Small Faces, "Tin Soldier"
Ian McLagan, the keyboardist for the Small Faces, died last week. The Small Faces/Faces were one of those bands that regularly put out quality music on the pop/blues/rock spectrum, and managed to do so for a long time. All their early singles are at least good; Ogden's Nut Gone Flake better than average for a psychedelic album; they were the secret weapon on Rod Stewart's early, good albums. All of them enjoyed pretty good or well-respected careers, or both: Steve Marriott went on to front Humble Pie; Ronnie Lane is on the short list of every music fan's underappreciated musicians ("One for the Road"); Kenney Jones was Keith Moon's replacement in The Who. The two guys who joined when the band became The Faces--Ronnie Wood and Rod Stewart--went on to do all right for themselves. McLagan didn't quite have any of these careers, but he seems to have steadily worked with a wide variety of people, which is something.

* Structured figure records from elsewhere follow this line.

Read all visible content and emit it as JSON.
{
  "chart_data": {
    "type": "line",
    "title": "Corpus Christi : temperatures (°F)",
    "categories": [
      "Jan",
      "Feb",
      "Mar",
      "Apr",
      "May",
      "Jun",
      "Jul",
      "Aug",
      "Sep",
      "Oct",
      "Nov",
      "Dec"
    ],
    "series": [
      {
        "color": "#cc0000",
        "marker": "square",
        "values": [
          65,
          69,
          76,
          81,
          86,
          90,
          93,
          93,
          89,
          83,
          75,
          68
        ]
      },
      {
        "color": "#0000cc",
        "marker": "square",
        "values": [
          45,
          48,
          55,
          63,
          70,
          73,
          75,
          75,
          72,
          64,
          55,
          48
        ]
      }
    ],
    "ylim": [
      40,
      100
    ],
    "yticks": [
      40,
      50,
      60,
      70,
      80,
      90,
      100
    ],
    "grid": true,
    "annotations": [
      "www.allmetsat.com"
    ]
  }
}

While I like a lot of the British Invasion music, I love "Tin Soldier." The best bands did their best work by establishing a sonic texture and executing it well--the samba of "Sympathy for the Devil" or the editing work on "Tomorrow Never Knows," for example. This song, by contrast, does four or five different rhythms and tempos, and that allows the tension to build throughout to the rising-chord crescendo at the end. Nothing tapers off or resolves, it is just transferred to the next section.